This exquisite and complex story is an original folktale that celebrates the importance of culture and storytelling.
by Evan Turk
Atheneum Books for Young Readers, 2016
Picture book, fiction, diversity
1 volume (unpaged) : color illustrations, color map ; 29 cm
Interest Level: grades 2-5; Reading Level: 4.2
4 out of 5 stars
Evan Turk has crafted an original folktale that is set in Morocco, on the edge of the Saharan desert. The story opens in modern times, with people becoming busier and less connected. Additionally, the life-giving water in the fountains starts to dry up. A thirsty young boy searches the city for water, and comes across an old storyteller, who tells him, “Sit down, my boy, and your thirst shall be quenched.” As the boy listens to the old man’s stories, his bowl fills with water. The storyteller always leaves the boy wanting to know more, which he must wait to hear the next day.
The stories that the boy hears are actually stories nested within stories that tell about a never-ending magical blue thread that is the source of water for the people.
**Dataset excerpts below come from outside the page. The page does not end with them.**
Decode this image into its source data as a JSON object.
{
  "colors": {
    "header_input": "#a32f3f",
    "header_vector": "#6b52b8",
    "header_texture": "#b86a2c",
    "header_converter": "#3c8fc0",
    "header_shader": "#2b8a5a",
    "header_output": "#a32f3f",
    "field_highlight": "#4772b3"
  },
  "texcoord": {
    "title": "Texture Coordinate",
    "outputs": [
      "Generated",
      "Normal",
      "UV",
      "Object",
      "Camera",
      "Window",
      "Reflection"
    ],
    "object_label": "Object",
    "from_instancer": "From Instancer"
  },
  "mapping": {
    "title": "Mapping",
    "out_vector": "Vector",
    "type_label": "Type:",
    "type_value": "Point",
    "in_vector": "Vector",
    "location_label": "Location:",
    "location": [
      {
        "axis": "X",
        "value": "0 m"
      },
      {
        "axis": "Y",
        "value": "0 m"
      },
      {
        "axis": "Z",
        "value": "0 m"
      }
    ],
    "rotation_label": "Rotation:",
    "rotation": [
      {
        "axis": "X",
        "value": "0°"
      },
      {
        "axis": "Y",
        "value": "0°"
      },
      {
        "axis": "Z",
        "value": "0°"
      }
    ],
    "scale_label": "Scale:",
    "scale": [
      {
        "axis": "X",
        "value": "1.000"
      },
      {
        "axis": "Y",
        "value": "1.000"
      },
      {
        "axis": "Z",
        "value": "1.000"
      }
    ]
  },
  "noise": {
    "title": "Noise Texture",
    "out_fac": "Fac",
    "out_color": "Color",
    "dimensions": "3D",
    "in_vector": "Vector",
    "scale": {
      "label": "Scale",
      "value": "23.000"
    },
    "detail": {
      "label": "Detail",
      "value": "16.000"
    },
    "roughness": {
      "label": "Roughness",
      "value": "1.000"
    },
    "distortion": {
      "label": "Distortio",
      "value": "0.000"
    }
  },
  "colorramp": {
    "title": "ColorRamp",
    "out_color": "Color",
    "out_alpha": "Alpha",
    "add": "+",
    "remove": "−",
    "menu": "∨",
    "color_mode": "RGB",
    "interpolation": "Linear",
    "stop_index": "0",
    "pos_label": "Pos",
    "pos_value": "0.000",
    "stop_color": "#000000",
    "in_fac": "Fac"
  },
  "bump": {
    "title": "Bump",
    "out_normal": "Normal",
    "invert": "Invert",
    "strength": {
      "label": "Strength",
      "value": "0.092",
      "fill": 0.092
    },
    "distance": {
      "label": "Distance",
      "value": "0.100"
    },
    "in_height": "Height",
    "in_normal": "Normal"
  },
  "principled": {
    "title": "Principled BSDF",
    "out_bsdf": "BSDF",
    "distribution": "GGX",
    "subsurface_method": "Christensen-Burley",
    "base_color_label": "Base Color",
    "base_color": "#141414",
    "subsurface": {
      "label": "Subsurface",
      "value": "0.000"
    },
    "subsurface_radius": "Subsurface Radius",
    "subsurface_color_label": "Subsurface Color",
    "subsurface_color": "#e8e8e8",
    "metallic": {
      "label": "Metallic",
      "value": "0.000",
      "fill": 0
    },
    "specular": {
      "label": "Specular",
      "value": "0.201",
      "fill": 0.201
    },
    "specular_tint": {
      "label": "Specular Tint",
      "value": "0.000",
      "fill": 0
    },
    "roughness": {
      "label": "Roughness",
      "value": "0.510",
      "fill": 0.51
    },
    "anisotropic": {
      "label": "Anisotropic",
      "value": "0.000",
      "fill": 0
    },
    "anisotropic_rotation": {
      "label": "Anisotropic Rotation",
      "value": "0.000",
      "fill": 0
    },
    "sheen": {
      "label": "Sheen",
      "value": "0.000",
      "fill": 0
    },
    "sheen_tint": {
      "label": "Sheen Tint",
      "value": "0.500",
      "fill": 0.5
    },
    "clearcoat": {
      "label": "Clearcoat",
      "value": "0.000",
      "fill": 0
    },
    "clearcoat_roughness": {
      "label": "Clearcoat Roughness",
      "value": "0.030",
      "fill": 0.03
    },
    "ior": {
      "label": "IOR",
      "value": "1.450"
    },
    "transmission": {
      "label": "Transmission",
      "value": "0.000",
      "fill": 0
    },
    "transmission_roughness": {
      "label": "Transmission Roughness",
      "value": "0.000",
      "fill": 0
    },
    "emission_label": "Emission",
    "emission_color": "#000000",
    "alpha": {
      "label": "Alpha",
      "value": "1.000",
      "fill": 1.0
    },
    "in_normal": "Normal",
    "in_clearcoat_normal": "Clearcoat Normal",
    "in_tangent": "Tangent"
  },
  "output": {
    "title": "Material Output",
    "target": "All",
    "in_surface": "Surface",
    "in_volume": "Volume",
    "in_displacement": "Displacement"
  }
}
It takes very alert readers to keep the nested stories straight in their mind and not get them confused. Turk has crafted nested borders for his pages that can help distinguish which level of the story the reader is hearing.
Ultimately, the Sahara threatens the drought-stricken modern city, and the boy must distract the sandstorm by telling the stories he has just heard. The boy’s storytelling not only distracts the great Sahara, but also brings water back to the fountains, as more and more citizens gather around to hear the stories of the young hero.
An Author’s Note in the back of the book begins with this quote:
When a storyteller dies, a library burns.
–old Moroccan saying
Evan Turk has crafted a story that uses water for a metaphor for the storytelling culture of Morocco. Culture dries up when storytelling disappears. There has recently been a push in Morocco to revitalize this ancient craft and maintain their storytelling traditions.
The book’s illustrations are a combination of rich blues and browns. Turk’s images appear both modern and ancient at the same time. For example, a motor scooter and horse-drawn carriage are in the same scene; some characters are more ancient looking, and others quite modern.
The back of the book contains information for further reading about weaving and storytelling in Morocco.
I gave the book 4 out of 5 stars because the illustrations are a perfect fit for the tone of the story. The tale itself is unique and speaks to the need to retain ones culture. This is a well-crafted story, but because of its complex nesting of stories, it has a somewhat limited audience.